En attendant, il faut savoir se contenter de nos forces de terre et de mer, et nous occuper de notre Vaisseau.

La scène représente la Méditerranée. La flotte française mouille dans les eaux de Candie. Le vaisseau amiral est en vue ; il a à bord le Chevalier de Forbin, qui fait ses premières armes ; une division de l’escadre est commandée par le comte d’Hocquicourt, oncle de Forbin. Ce jeune marin, qui s’étoit marié avant de s’embarquer, n’avoit vu sa femme qu’une seule fois ; il l’aimoit tendrement ; mais forcé de partir le lendemain de ses noces, il l’avoit laissée dans un couvent, Pendant long-tems ils s’écrivirent assiduement ; mais la jeune épouse se lassa enfin du veuvage. Incapable de supporter plus long-tems les tourmens de l’absence, elle prend des habits d’homme, se fait recevoir parmi les aspirans de la marine, et sous le nom de Derville, parvient à être admise par Forbin lui-même en qualité de secrétaire. L’ordonnance de la marine étoit si sévère qu’elle n’osa se faire reconnoître dans la crainte de compromettre son mari ; le voir l’entendre, lui parler suffisoient à sa tendresse et à ses plaisirs ; mais bientôt une circonstance imprévue vint troubler ce bonheur. L’Amiral voulant expédier un bâtiment pour les ports de France, en donne le commandement à Forbin, qui doit partir seul. Son amante effrayée laisse appercevoir son désespoir ; l’Amiral conçoit des soupçons et charge le capitaine de les éclaircir ; on soumet Derville à plusieurs épreuves ; Si c est une femme, dit le Capitaine, elle ne saura pas boire comme un marin, et il lui propose de vuider une large coupe. Derville accepte le défi avec intrépidité, et surprend le Capitaine. C'est un homme, s’écrie-t-il. Néanmoins pour ne pas se décider sans preuve, il veut fumer avec Derville une pipe sur un baril de poudre ; Derville accepte la proposition. Mais en ce moment survient Forbin, et effrayée du danger auquel elle va exposer son époux, elle jette sa pipe et se précipite dans les bras de Forbin. Alors tout est révélé, les époux jouissent du bonheur d’être réunis, et il ne leur reste plus qu’un obstacle à vaincre, c’est l’obstination du comte d’Hocquicourt qui s’oppose à leur mariage ; mais 1’amour veille sur leurs destinées.
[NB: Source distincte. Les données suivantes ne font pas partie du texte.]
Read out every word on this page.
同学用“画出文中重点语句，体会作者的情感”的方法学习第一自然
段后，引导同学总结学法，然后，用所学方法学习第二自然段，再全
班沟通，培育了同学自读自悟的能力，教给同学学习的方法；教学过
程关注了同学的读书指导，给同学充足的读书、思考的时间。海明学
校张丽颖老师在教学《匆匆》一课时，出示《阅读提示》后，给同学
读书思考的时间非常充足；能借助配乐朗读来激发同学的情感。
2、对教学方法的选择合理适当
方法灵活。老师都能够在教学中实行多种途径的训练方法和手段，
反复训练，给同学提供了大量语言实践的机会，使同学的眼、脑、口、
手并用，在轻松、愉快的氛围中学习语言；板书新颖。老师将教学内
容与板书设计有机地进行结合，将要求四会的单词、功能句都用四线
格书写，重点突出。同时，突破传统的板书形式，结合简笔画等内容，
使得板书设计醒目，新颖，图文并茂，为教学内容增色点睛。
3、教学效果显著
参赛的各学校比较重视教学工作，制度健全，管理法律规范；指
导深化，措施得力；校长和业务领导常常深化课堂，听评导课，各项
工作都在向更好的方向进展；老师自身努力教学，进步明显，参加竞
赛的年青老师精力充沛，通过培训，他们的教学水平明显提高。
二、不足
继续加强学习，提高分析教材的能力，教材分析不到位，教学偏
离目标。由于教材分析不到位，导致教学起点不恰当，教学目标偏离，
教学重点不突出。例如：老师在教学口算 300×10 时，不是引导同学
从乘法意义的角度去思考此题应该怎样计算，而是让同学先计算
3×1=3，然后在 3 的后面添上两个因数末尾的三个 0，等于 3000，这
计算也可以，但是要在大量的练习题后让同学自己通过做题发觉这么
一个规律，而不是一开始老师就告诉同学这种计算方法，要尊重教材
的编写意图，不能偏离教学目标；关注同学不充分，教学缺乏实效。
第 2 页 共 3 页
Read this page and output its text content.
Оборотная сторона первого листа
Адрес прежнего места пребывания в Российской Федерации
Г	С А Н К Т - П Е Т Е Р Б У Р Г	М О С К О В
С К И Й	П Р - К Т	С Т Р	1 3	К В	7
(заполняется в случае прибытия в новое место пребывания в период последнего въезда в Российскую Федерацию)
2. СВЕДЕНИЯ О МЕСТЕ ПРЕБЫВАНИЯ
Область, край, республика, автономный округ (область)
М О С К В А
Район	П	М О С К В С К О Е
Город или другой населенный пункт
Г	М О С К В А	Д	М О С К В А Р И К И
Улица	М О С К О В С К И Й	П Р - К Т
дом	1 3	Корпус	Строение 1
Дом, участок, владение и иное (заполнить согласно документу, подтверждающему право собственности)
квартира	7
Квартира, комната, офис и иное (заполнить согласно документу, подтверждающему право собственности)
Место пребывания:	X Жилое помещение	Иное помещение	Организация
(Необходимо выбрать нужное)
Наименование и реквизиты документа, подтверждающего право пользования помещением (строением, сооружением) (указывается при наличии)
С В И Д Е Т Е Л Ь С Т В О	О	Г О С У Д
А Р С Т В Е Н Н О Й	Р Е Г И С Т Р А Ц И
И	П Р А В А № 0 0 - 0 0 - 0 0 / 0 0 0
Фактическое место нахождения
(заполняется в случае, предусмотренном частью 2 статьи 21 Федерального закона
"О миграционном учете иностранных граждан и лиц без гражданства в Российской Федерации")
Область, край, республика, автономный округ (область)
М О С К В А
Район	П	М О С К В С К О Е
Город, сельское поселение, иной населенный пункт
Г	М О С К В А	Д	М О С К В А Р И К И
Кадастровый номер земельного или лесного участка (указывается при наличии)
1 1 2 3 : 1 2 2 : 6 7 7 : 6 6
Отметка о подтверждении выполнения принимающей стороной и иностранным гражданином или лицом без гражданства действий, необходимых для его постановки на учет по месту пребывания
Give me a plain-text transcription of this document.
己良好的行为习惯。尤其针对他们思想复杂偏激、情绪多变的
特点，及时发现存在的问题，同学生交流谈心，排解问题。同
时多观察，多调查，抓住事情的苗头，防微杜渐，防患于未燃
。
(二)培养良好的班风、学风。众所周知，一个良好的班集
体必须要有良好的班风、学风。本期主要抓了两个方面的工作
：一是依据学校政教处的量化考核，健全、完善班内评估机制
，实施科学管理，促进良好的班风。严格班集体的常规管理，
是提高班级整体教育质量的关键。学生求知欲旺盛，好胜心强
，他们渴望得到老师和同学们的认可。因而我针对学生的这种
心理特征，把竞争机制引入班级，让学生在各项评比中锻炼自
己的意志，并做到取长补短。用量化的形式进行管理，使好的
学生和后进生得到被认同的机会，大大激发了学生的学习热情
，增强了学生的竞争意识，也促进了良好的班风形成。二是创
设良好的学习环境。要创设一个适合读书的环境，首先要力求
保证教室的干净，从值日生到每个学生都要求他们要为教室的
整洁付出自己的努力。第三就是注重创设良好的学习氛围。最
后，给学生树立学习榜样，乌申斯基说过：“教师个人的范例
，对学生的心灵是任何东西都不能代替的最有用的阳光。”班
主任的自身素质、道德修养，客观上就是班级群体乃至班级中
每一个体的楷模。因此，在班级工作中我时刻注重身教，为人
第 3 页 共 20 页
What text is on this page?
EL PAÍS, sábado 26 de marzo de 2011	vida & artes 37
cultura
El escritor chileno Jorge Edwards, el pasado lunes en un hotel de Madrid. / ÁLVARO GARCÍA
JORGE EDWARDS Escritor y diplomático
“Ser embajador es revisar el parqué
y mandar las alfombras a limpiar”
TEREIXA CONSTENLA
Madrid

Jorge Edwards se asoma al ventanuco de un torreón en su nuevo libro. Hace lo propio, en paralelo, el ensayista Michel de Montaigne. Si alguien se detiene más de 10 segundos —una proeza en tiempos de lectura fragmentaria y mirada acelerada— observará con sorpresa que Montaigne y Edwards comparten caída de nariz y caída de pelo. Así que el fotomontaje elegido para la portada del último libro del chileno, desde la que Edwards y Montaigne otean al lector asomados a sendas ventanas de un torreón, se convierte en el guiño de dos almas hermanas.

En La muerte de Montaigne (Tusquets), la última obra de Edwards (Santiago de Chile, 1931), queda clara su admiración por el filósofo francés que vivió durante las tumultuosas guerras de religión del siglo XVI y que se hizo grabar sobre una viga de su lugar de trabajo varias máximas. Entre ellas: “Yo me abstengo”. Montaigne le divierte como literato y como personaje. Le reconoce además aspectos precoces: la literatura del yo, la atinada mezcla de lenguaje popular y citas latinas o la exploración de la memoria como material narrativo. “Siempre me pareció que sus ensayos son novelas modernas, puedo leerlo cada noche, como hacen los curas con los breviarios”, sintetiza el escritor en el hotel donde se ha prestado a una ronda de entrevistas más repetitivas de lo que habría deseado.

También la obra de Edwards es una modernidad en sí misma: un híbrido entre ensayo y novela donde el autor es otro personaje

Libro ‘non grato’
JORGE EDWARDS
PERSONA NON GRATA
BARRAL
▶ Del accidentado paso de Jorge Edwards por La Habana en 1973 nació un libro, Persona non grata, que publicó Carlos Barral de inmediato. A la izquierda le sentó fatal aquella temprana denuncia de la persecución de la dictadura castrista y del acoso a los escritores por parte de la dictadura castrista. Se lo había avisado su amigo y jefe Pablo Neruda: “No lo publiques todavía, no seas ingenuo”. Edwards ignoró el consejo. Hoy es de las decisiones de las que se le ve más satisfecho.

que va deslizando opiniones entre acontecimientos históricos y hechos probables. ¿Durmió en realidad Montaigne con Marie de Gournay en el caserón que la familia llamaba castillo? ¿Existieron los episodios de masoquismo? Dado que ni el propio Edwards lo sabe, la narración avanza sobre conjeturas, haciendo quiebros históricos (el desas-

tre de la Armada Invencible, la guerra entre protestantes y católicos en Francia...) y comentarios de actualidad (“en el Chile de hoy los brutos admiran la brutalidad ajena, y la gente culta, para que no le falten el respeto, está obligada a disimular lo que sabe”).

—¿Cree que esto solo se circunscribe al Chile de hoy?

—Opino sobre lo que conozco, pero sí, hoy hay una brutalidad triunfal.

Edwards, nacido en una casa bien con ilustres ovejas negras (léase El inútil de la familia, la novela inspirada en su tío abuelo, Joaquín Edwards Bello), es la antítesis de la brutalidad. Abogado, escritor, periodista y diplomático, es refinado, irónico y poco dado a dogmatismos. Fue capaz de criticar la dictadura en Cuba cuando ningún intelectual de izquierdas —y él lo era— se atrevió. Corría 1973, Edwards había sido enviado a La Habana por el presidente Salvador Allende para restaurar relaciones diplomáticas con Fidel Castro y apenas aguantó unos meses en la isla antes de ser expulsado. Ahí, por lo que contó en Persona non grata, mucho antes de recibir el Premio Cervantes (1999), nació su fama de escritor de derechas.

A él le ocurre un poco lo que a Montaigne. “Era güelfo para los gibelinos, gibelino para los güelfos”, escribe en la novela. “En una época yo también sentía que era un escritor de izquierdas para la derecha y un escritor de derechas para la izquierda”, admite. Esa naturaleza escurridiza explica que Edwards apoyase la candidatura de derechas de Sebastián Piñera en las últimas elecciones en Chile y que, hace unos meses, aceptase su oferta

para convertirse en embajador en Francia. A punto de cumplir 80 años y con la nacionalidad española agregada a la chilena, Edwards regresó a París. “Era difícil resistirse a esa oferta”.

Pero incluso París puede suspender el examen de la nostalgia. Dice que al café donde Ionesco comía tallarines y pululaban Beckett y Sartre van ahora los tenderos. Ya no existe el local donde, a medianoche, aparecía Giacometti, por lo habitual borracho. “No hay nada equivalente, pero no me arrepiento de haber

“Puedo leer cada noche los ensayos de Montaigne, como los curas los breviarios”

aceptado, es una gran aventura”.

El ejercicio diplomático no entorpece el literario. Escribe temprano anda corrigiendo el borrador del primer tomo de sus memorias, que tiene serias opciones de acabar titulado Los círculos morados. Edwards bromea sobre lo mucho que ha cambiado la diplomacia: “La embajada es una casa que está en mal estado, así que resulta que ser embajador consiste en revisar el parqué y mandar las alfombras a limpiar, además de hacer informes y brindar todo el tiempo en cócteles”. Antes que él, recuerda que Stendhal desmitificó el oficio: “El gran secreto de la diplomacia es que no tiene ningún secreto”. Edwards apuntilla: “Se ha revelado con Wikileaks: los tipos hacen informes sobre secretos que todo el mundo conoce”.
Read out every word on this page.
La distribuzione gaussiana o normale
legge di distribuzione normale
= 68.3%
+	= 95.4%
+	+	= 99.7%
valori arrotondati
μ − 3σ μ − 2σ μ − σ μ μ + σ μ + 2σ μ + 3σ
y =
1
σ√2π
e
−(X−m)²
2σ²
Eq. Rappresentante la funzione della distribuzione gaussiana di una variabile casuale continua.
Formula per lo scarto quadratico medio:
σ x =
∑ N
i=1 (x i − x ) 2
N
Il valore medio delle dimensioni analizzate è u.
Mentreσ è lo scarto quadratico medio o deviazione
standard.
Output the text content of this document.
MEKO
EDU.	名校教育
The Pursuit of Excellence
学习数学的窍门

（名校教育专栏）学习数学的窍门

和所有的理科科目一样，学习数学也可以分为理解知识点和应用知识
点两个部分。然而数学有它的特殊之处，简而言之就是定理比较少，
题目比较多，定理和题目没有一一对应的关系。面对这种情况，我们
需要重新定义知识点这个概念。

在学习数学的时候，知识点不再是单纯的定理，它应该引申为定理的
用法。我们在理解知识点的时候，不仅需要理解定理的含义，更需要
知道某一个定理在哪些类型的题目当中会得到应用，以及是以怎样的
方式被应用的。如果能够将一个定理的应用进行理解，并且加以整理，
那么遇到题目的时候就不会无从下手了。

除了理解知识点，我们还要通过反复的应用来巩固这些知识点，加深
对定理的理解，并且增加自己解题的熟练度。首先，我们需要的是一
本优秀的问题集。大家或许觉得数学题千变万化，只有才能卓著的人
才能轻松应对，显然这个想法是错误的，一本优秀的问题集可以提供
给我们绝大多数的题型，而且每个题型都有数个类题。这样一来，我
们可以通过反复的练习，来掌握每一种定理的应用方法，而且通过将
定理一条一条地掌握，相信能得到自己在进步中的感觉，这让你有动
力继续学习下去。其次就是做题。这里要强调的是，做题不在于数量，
La flotte ennemie attaque les vaisseaux français ; le bâtiment du comte d’Hocquicourt est dans le plus grand péril ; Forbin et Dervillle volent à son secours. Le combat s’engage ; on arrive à l’abordage ; la scène retentit de coups de cannons et de fusillades ; la salle se remplit de fumée ; d’Hocquicourt est sauvé ; et pour récompense de ce service, il ratifie le mariage de son neveu.

Si l’on se figure tout l’appareil d’une flotte, un vaisseau de guerre avec ses voiles, ses mâts et ses cordages, des mousses et des matelots en activité, on imaginera facilement que la nouveauté du spectacle a dû charmer tous les yeux ; aussi a-t-i1 obtenu le succès le plus brillant. La musique est de M. Berton, elle est pleine d’esprit, de variété et de mouve ment. L’ouverture est d’un genre neuf et d’un effet piquant. L'air de Mad. Haubert est d’une facture pleine de sentiment et de grâce ; elle a fait le plus grand plaisir. L’auteur des paroles vivement demandé, a voulu garder l'anonyme.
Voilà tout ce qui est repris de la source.